Эстетизм, культ мастерства — это культ талантливости. Это нечто серединное, лежащее между человеческим и гениальным. Талант часто останавливает человека в его развитии, разрывает нить, связывающую его с гением. А потому на таланте нельзя построить всенародного, всечеловеческого искусства. Талант может погубить человека, сузить его, свести его к голому мастерству, которое, конечно, найдет своих ценителей, но ценителей цеховых.
Как в средние века все работающие были разбиты на цехи, так и теперь среди современных эстетов есть цехи поэтов, музыкантов, художников, имеющие свои очень почтенные, но узко-кастовые, а отнюдь не всенародные интересы. Но, выходя из своего цеха, поэт, музыкант, художник становится самым обыкновенным человеком и, может быть, не только не гениальным, но даже плоским и банальным, пошлее любой бабы Агафьи, которая в некоторых случаях своей жизни куда ближе к Гете или Леонардо, чем ‘талантливый’ поэт, обожающий публичные дома.

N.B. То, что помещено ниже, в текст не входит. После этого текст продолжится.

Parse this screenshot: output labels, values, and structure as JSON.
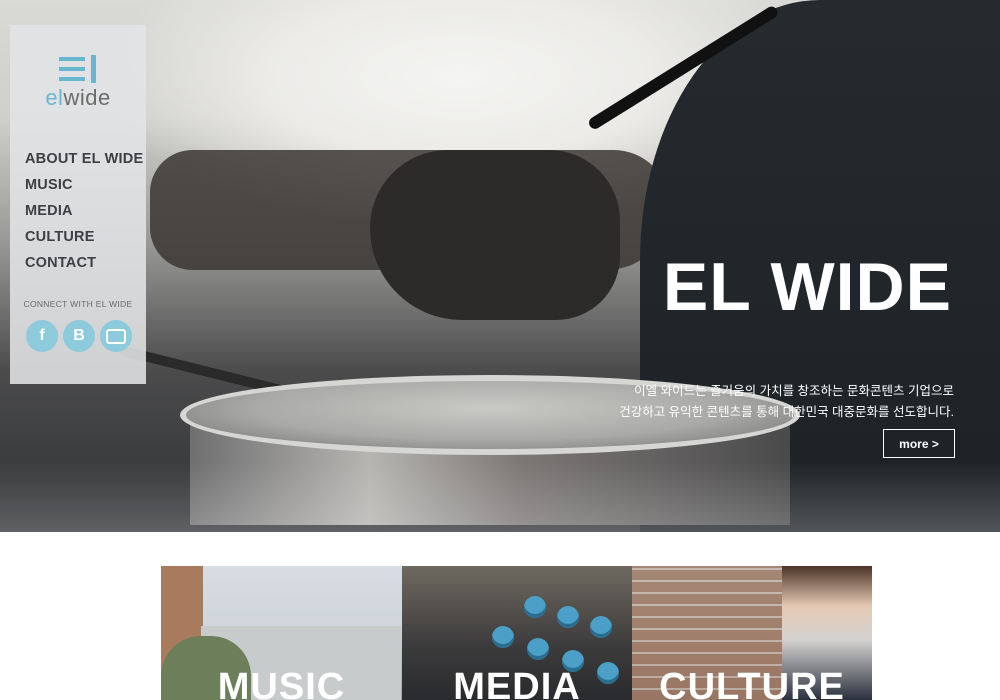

Не человек для субботы, а суббота для человека. Самое высокое звание на земле — это звание человека. Достигается оно высшим напряжением воли, утверждением личности и связью ее с миром. Талант, украшение жизни, путь к славе, но не путь к гениальности. Да здравствуют гении, да здравствует человек, долой искусство, как религию.
Впервые опубликовано: Золотое руно. 1908. No 1. С. 71-76.